Using techniques developed for the Human Connectome Project and the subsequent Mapping the Human Connectome During Typical Aging study, the Adult Aging Brain Connectome study will follow 1,000 younger, middle-aged and older adults over several years, taking multiple brain scans and collecting other data to help the researchers understand how each individual’s brain changes over time. The scientists will aim to identify factors that put people at risk for, or protect them from, cognitive decline.

“Many factors, from genes, lifestyle, stress, hormones, diet, and exercise, affect how we age- whether we will be resilient to risk factors for dementia, or whether and how quickly our brains and cognition decline with age,” said Dr. Bookheimer. “This longitudinal study examines these factors in depth starting from a place of good brain health across the adult lifespan, and seeks to understand how, when and why decline in brain function occurs over 5-10 years.” It is hoped that this study will help determine a person’s unique risk for unhealthy aging and understand what changes in lifestyle and behavior can improve outcomes.

The study is divided into four projects. The first looks at the effect of potentially harmful factors such as stress and inflammation on the brains of young adults. The second investigates the role of lifestyle factors such as exercise during mid-adulthood. The third studies hormonal changes that occur around the time of menopause, and their effects on brain function and structure. And the fourth looks at older adults who have retained their mental acuity well into their later years, to identify factors that protect them from Alzheimer’s disease and related dementias.

The project is led by Dr. Beau Ances of Washington University School of Medicine in St. Louis. Along with Dr. Bookheimer, other co-principal investigators are David Salat, PhD, assistant professor of radiology at Harvard Medical School/Massachusetts General Hospital; and Essa Yacoub, PhD, professor of radiology at the University of Minnesota.

The goal is to obtain at least three brain scans from each participant over about a 10-year period. Some participants already may have participated in the Mapping the Human Connectome During Typical Aging project and will provide two additional scans. Participants also will undergo regular cognitive testing and provide blood samples to be analyzed for molecular signs of Alzheimer’s disease, inflammation, and other biological processes. The researchers also plan to perform genetic analyses for inherited risk and protective factors.
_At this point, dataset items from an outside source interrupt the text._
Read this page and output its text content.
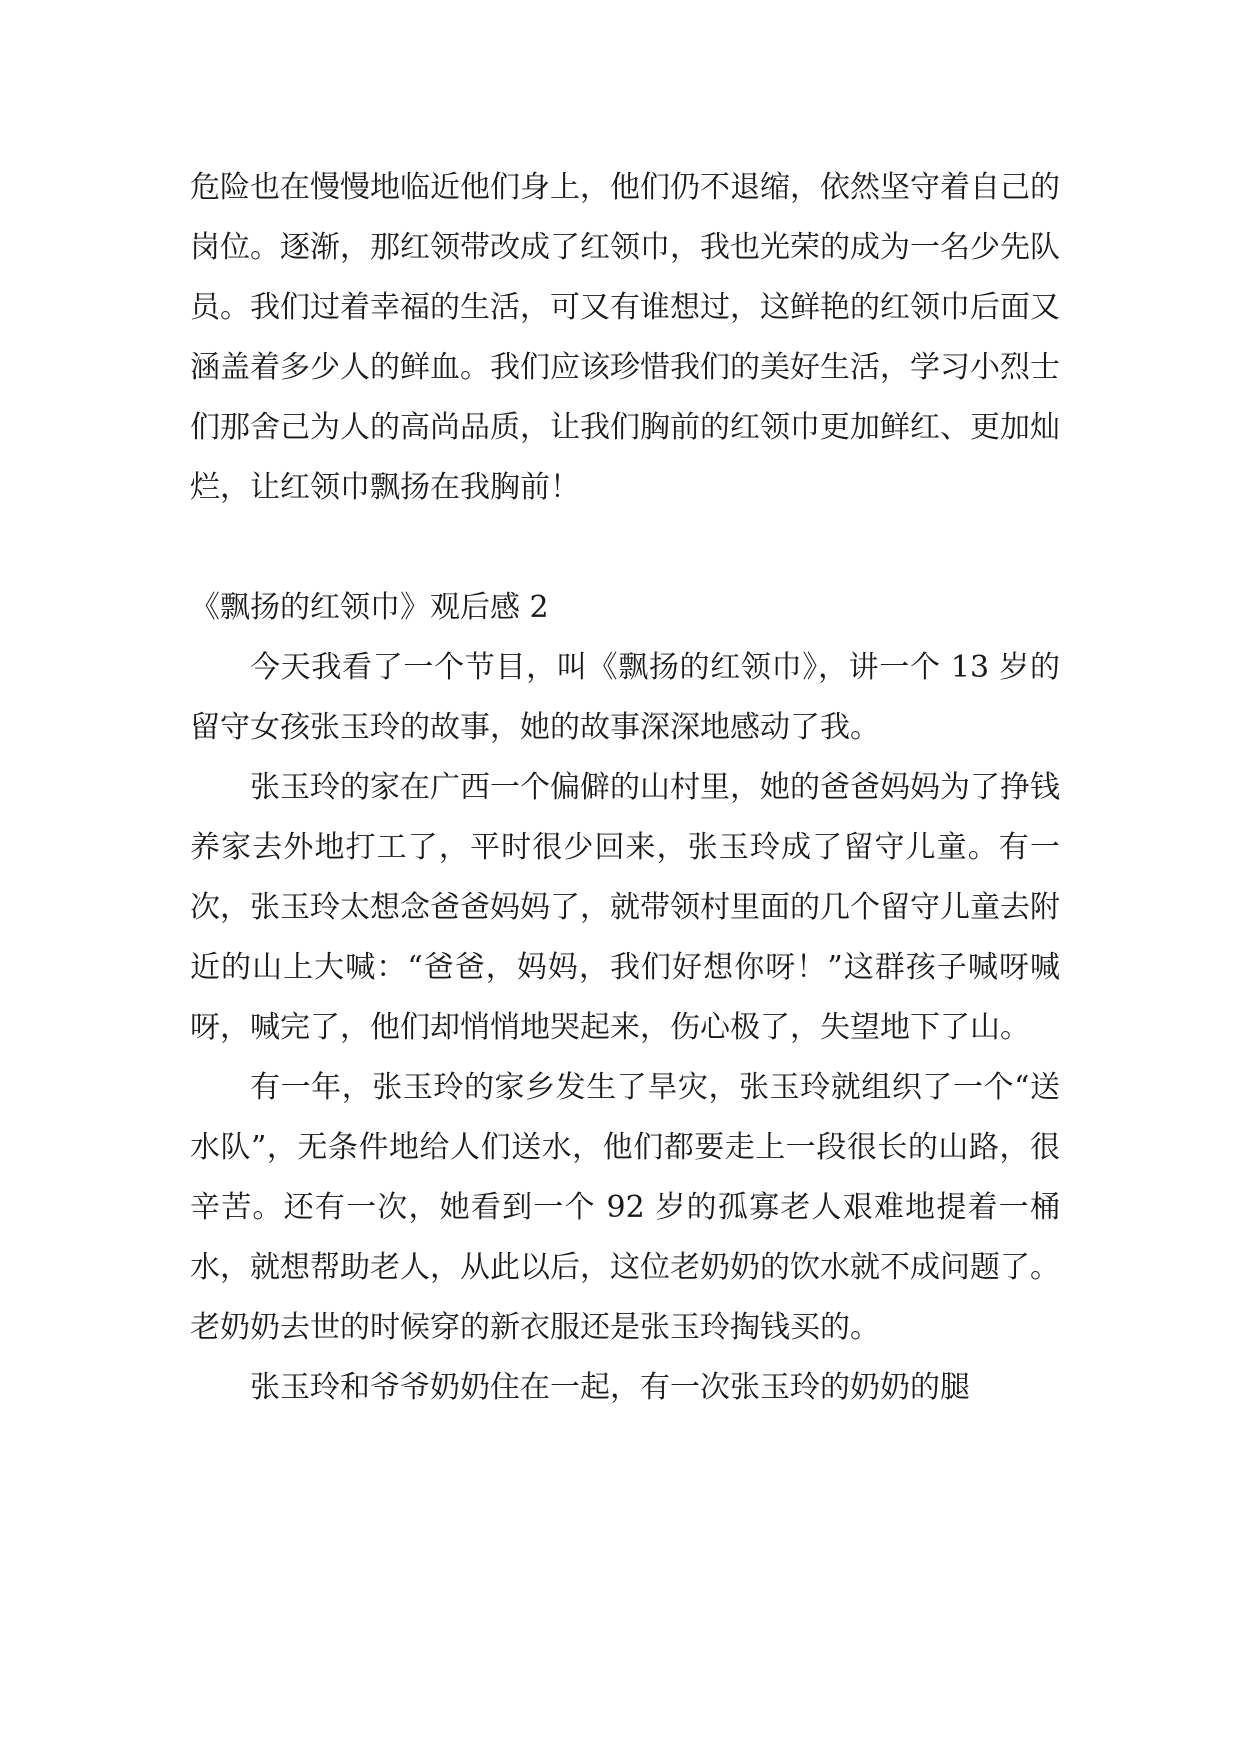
危险也在慢慢地临近他们身上，他们仍不退缩，依然坚守着自己的岗位。逐渐，那红领带改成了红领巾，我也光荣的成为一名少先队员。我们过着幸福的生活，可又有谁想过，这鲜艳的红领巾后面又涵盖着多少人的鲜血。我们应该珍惜我们的美好生活，学习小烈士们那舍己为人的高尚品质，让我们胸前的红领巾更加鲜红、更加灿烂，让红领巾飘扬在我胸前！

《飘扬的红领巾》观后感 2

今天我看了一个节目，叫《飘扬的红领巾》，讲一个 13 岁的留守女孩张玉玲的故事，她的故事深深地感动了我。

张玉玲的家在广西一个偏僻的山村里，她的爸爸妈妈为了挣钱养家去外地打工了，平时很少回来，张玉玲成了留守儿童。有一次，张玉玲太想念爸爸妈妈了，就带领村里面的几个留守儿童去附近的山上大喊：“爸爸，妈妈，我们好想你呀！”这群孩子喊呀喊呀，喊完了，他们却悄悄地哭起来，伤心极了，失望地下了山。

有一年，张玉玲的家乡发生了旱灾，张玉玲就组织了一个“送水队”，无条件地给人们送水，他们都要走上一段很长的山路，很辛苦。还有一次，她看到一个 92 岁的孤寡老人艰难地提着一桶水，就想帮助老人，从此以后，这位老奶奶的饮水就不成问题了。老奶奶去世的时候穿的新衣服还是张玉玲掏钱买的。

张玉玲和爷爷奶奶住在一起，有一次张玉玲的奶奶的腿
A key aim of the project is to ensure a racial and ethnically diverse participant group so that the findings will be applicable to people of many backgrounds. The project’s Diversity Recruitment and Retention Unit is designing culturally sensitive and appropriate strategies to encourage the participation of people from under-represented groups such as African Americans and Hispanics.

When the project is complete, the researchers will have imaging data on 1,000 people, showing how their brains change over several years, coupled with demographic, genetic, molecular, and cognitive data on each person. Like their predecessors at the Human Connectome Project and Mapping the Human Connectome During Typical Aging study, the researchers leading the Adult Aging Brain Connectome project plan to make all of the data publicly available so other researchers can answer additional questions about human health and disease.